Per tornare alla visione “proattiva” e preventiva di cui parlavamo prima, lavorare di più sulla chiarezza consente di evitare tensioni e prevenire liti tra le parti in gioco. Allo stesso tempo, nel contesto di una relazione più collaborativa ci si può concentrare fattivamente nel realizzare benefici, in ottica win-win.

  • Si possono migliorare anche i processi e le procedure riguardanti la gestione degli immobili?

La progettazione secondo i principi del legal design riguarda anche i processi e le procedure, sempre con l’obiettivo di bilanciare le esigenze di business con gli interessi degli utenti.

Ritengo che anche la gestione di complessi immobiliari richieda ad esempio adeguate procedure di contract management. Elaborare tali procedure secondo i principi del legal design e semplificare i contenuti legali, consente di abbreviare i tempi di negoziazione, di rendere efficiente il processo e di evitare ritardi operativi o perdite di progetti.  

Nel caso in cui vi sia anche l’erogazione di servizi, comunicare il contenuto legal in modo maggiormente fruibile per gli utenti consentirà all’organizzazione di dimostrare la propria compliance, di aumentare l’engagement con i clienti e, quindi, di creare valore. 

  • Per applicare efficacemente i principi del legal design è importante avere una formazione specifica? 

Si può diventare professionisti del legal design partendo sia da una formazione in legge che in design (ad esempio, information design, service design, UX design…). Parole d’ordine sono complementarità e collaborazione: oltre alle competenze specifiche portate dall’individuo, si deve essere in grado di lavorare assieme e sfruttare al meglio le competenze di ognuno. In questo caso, 1+1 fa più di 2. Per riuscirci, deve esserci però un mindset e una sensibilità condivise e dimestichezza con metodi e processi di progettazione user-centered.
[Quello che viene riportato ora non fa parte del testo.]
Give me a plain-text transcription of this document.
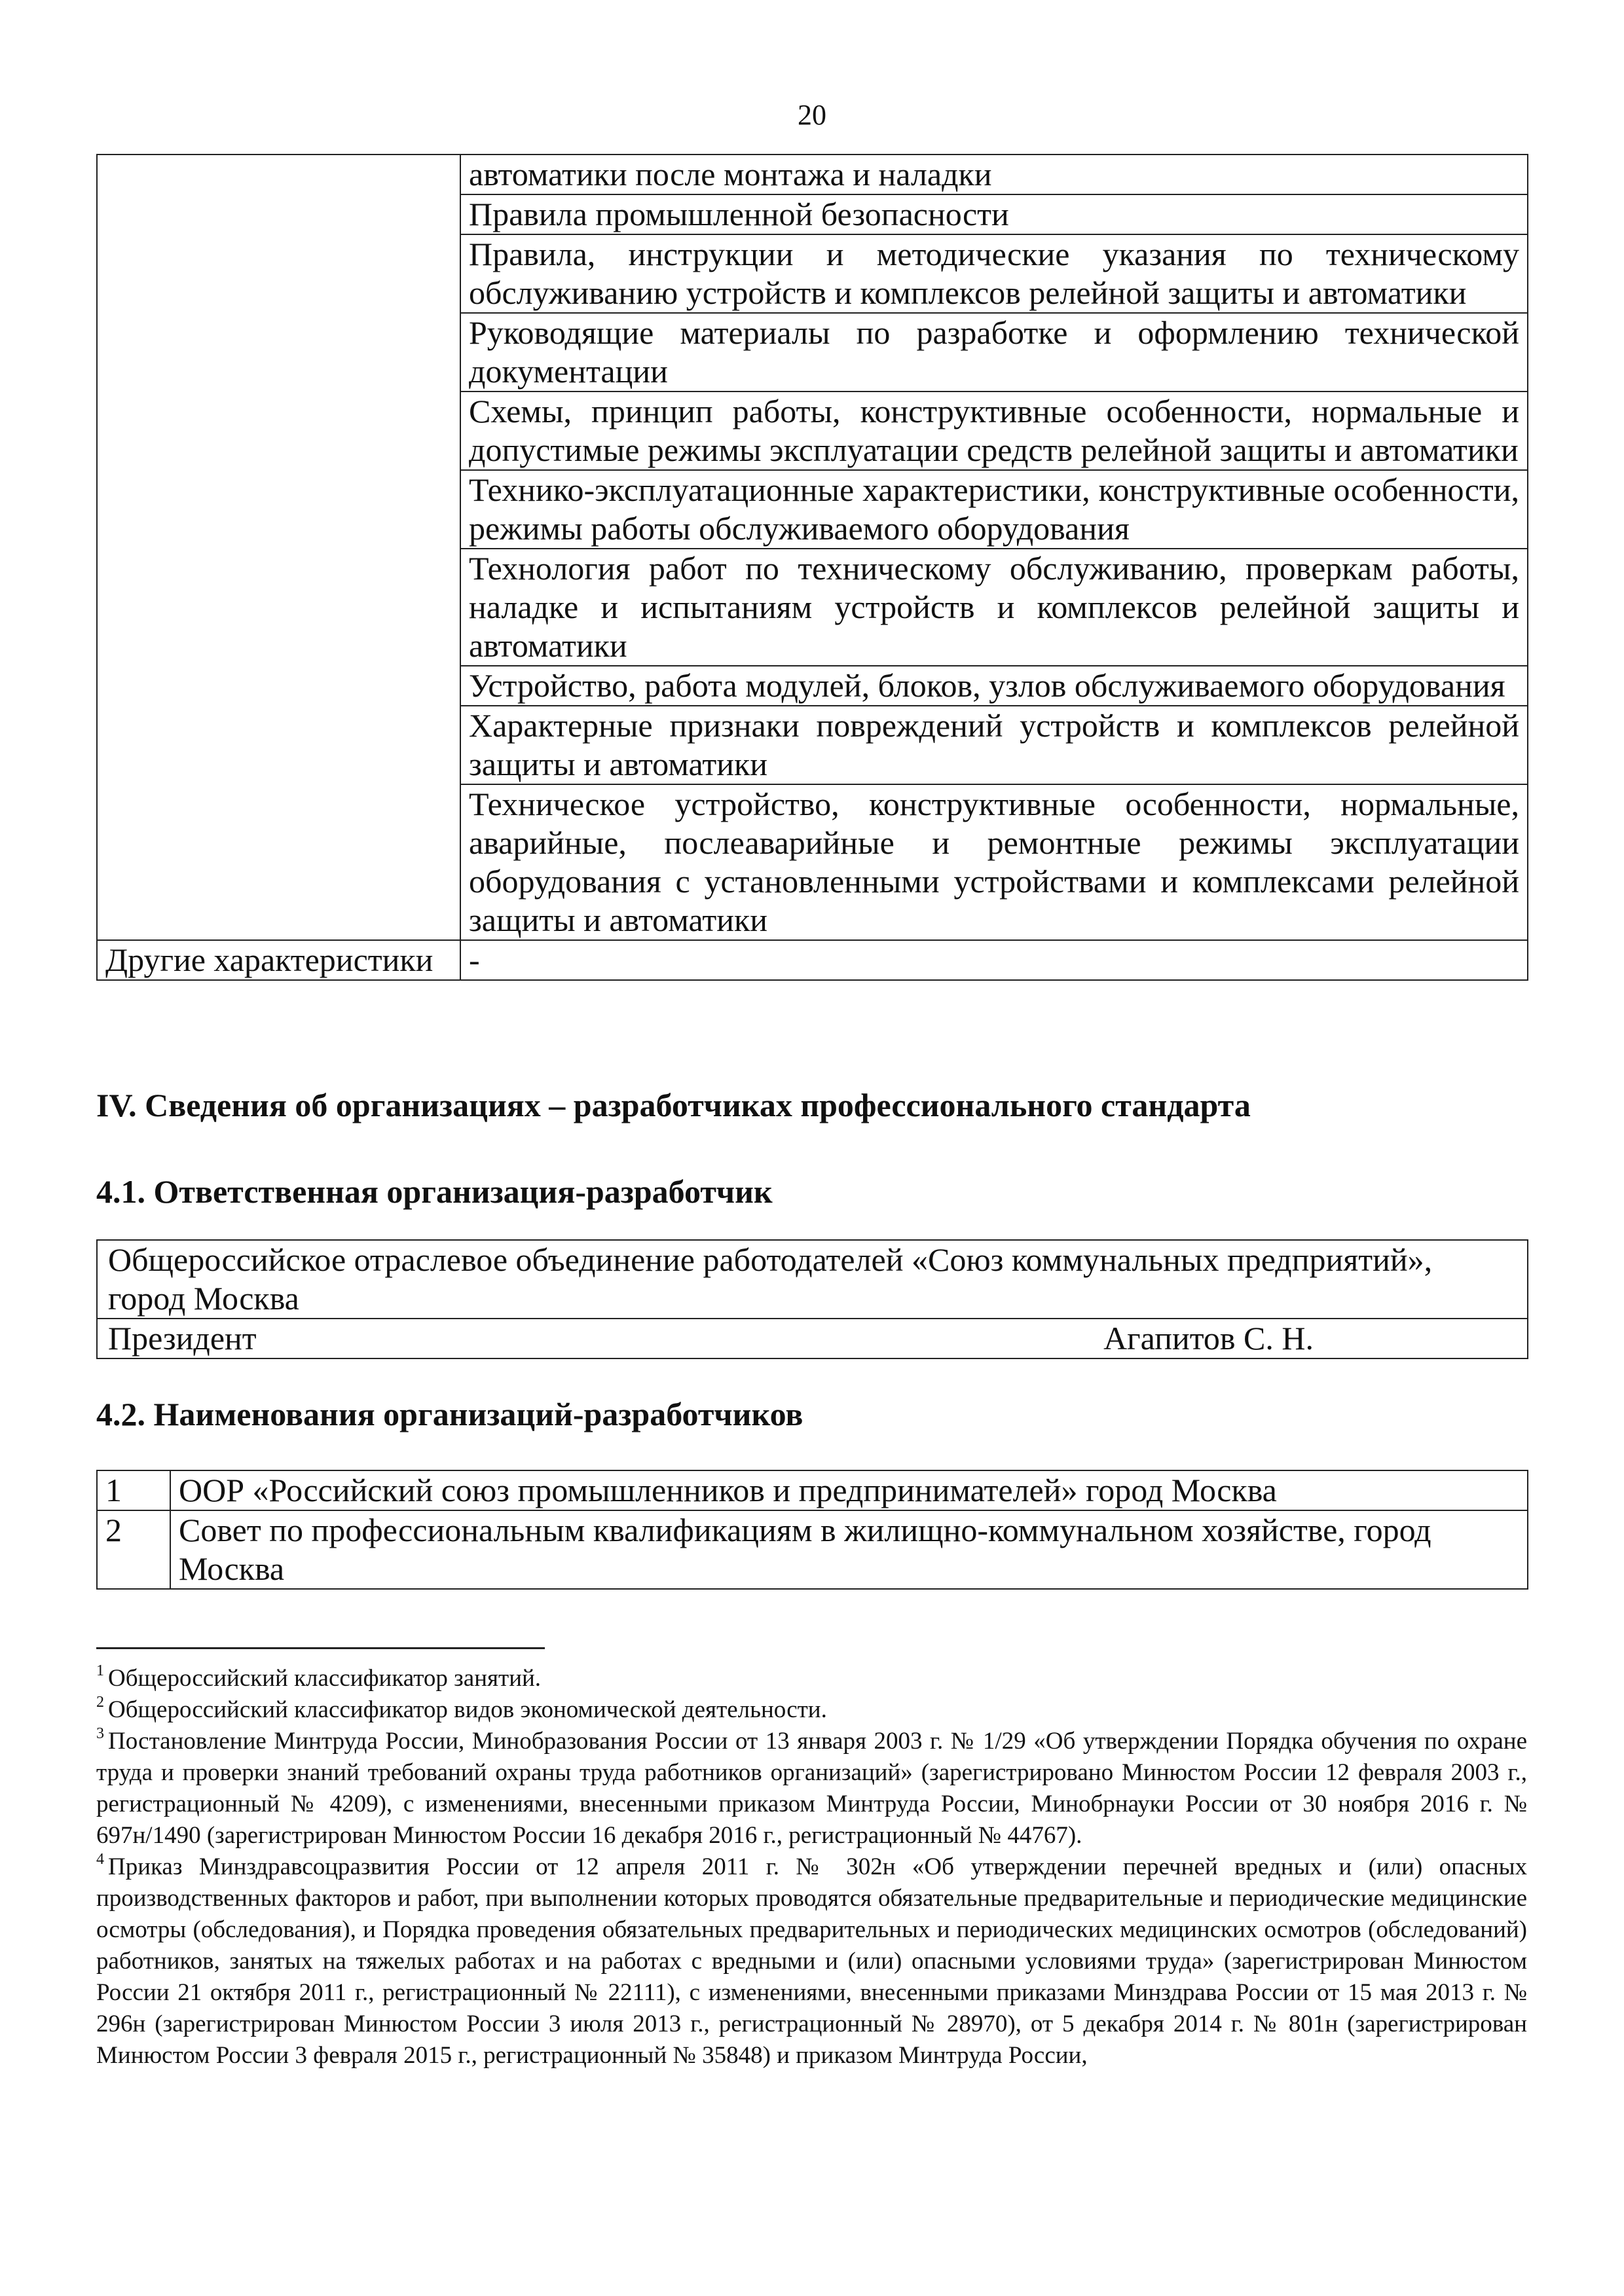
20
	автоматики после монтажа и наладки
	Правила промышленной безопасности
	Правила, инструкции и методические указания по техническому обслуживанию устройств и комплексов релейной защиты и автоматики
	Руководящие материалы по разработке и оформлению технической документации
	Схемы, принцип работы, конструктивные особенности, нормальные и допустимые режимы эксплуатации средств релейной защиты и автоматики
	Технико-эксплуатационные характеристики, конструктивные особенности, режимы работы обслуживаемого оборудования
	Технология работ по техническому обслуживанию, проверкам работы, наладке и испытаниям устройств и комплексов релейной защиты и автоматики
	Устройство, работа модулей, блоков, узлов обслуживаемого оборудования
	Характерные признаки повреждений устройств и комплексов релейной защиты и автоматики
	Техническое устройство, конструктивные особенности, нормальные, аварийные, послеаварийные и ремонтные режимы эксплуатации оборудования с установленными устройствами и комплексами релейной защиты и автоматики
Другие характеристики	-
IV. Сведения об организациях – разработчиках профессионального стандарта
4.1. Ответственная организация-разработчик
Общероссийское отраслевое объединение работодателей «Союз коммунальных предприятий», город Москва

Президент	Агапитов С. Н.
4.2. Наименования организаций-разработчиков
1	ООР «Российский союз промышленников и предпринимателей» город Москва
2	Совет по профессиональным квалификациям в жилищно-коммунальном хозяйстве, город Москва

$^1$ Общероссийский классификатор занятий.

$^2$ Общероссийский классификатор видов экономической деятельности.

$^3$ Постановление Минтруда России, Минобразования России от 13 января 2003 г. № 1/29 «Об утверждении Порядка обучения по охране труда и проверки знаний требований охраны труда работников организаций» (зарегистрировано Минюстом России 12 февраля 2003 г., регистрационный № 4209), с изменениями, внесенными приказом Минтруда России, Минобрнауки России от 30 ноября 2016 г. № 697н/1490 (зарегистрирован Минюстом России 16 декабря 2016 г., регистрационный № 44767).

$^4$ Приказ Минздравсоцразвития России от 12 апреля 2011 г. № 302н «Об утверждении перечней вредных и (или) опасных производственных факторов и работ, при выполнении которых проводятся обязательные предварительные и периодические медицинские осмотры (обследования), и Порядка проведения обязательных предварительных и периодических медицинских осмотров (обследований) работников, занятых на тяжелых работах и на работах с вредными и (или) опасными условиями труда» (зарегистрирован Минюстом России 21 октября 2011 г., регистрационный № 22111), с изменениями, внесенными приказами Минздрава России от 15 мая 2013 г. № 296н (зарегистрирован Минюстом России 3 июля 2013 г., регистрационный № 28970), от 5 декабря 2014 г. № 801н (зарегистрирован Минюстом России 3 февраля 2015 г., регистрационный № 35848) и приказом Минтруда России,
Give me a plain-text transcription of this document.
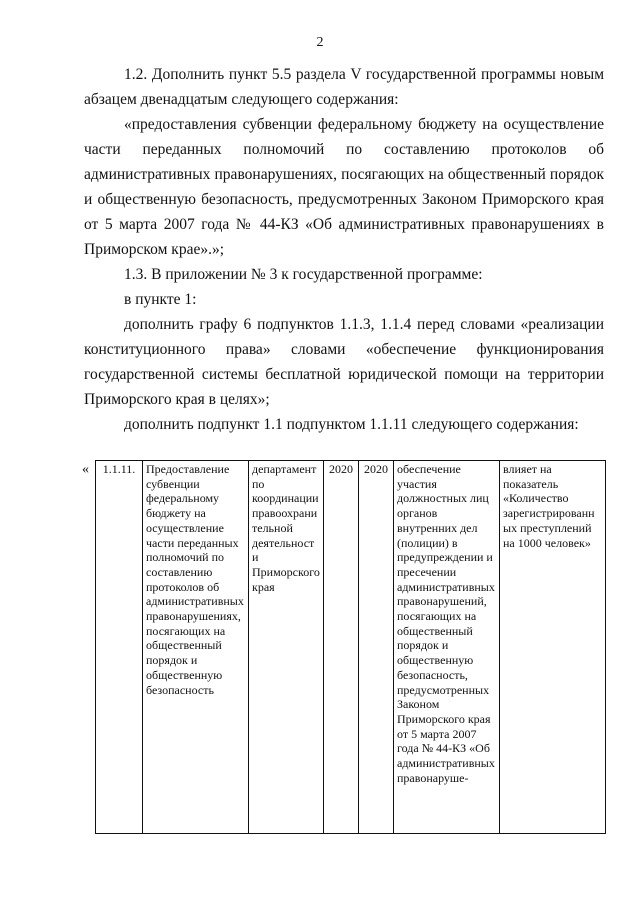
2

1.2. Дополнить пункт 5.5 раздела V государственной программы новым абзацем двенадцатым следующего содержания:

«предоставления субвенции федеральному бюджету на осуществление части переданных полномочий по составлению протоколов об административных правонарушениях, посягающих на общественный порядок и общественную безопасность, предусмотренных Законом Приморского края от 5 марта 2007 года № 44-КЗ «Об административных правонарушениях в Приморском крае».»;

1.3. В приложении № 3 к государственной программе:

в пункте 1:

дополнить графу 6 подпунктов 1.1.3, 1.1.4 перед словами «реализации конституционного права» словами «обеспечение функционирования государственной системы бесплатной юридической помощи на территории Приморского края в целях»;

дополнить подпункт 1.1 подпунктом 1.1.11 следующего содержания:

« 1.1.11.	Предоставление субвенции федеральному бюджету на осуществление части переданных полномочий по составлению протоколов об административных правонарушениях, посягающих на общественный порядок и общественную безопасность	департамент по координации правоохранительной деятельности Приморского края	2020	2020	обеспечение участия должностных лиц органов внутренних дел (полиции) в предупреждении и пресечении административных правонарушений, посягающих на общественный порядок и общественную безопасность, предусмотренных Законом Приморского края от 5 марта 2007 года № 44-КЗ «Об административных правонаруше-	влияет на показатель «Количество зарегистрированных преступлений на 1000 человек»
Offrire questo nucleo di competenze essenziali è lo scopo della mia più recente fatica, un nuovo corso intensivo di formazione in Legal Design in partenza a novembre 2021, sostenuto dal laboratorio di formazione EkitaLab e dall’Accademia di Belle Arti G.B. Tiepolo di Udine, con la collaborazione di Legalnext ed in partnership con Trakti. Ovviamente, pratichiamo quello che predichiamo: didattica esperienziale learning by doing, sostenuta da un corpo insegnante fortemente multidisciplinare.